Arthur put, pendant ce temps-là, observer la figure et les traits de leur hôte helvétien, qui, nous l’avons déjà remarqué, annonçaient une simplicité primitive mêlée à une certaine dignité sauvage, produite par une physionomie mâle et sans aucune affectation. Ses vêtements ne différaient pas beaucoup pour la forme du costume de femme que nous avons décrit. Ils consistaient en un fourreau de dessus, taillé comme la chemise moderne, ouvert seulement sur la poitrine, et porté sur une tunique ou pourpoint. Mais l’habillement de l’homme était beaucoup plus court, en ce que les pans ne descendaient guère plus bas que la jaquette des montagnards écossais ; des espèces de bottes ou brodequins montaient au dessus des genoux, et le corps entier se trouvait ainsi couvert. Un bonnet, fait de fourrure de martre, et garni d’un médaillon d’argent, était la seule partie du costume qui déployât quelque richesse ; la large ceinture qui retenait le vêtement était en buffle, et serrée par une grande boucle de cuivre.

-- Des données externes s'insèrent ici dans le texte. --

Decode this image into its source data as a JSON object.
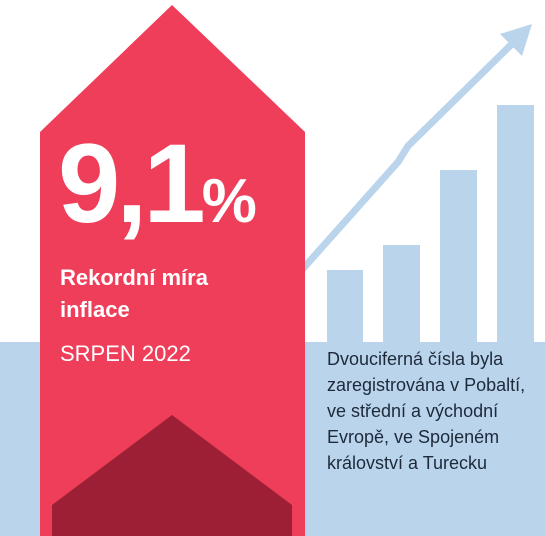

Mais la figure de l’homme qui portait ce costume grossier, composé presque entièrement de la toison des brebis de la montagne et des dépouilles d’animaux qu’on tue à la chasse, aurait commandé le respect partout où il se serait présenté, surtout à cette époque guerrière où l’on jugeait les gens selon que leurs nerfs et leurs muscles annonçaient plus ou moins de vigueur. Pour ceux qui envisageaient Arnold de Biederman sous ce point de vue, il déployait la taille et les formes, les larges épaules et les muscles proéminents d’un Hercule. Mais lorsqu’on examinait plutôt sa physionomie, ses traits fins et spirituels, son large front, ses grands yeux bleus, et l’air de résolution qu’ils annonçaient, lui donnaient encore plus de ressemblance avec le fabuleux roi des dieux et des hommes. Il était accompagné de plusieurs fils et parents, jeunes hommes au milieu desquels il marchait, recevant comme chose à lui incontestablement due, un respect et une obéissance semblables à ceux qu’on voit rendre au cerf-roi par un troupeau de daims.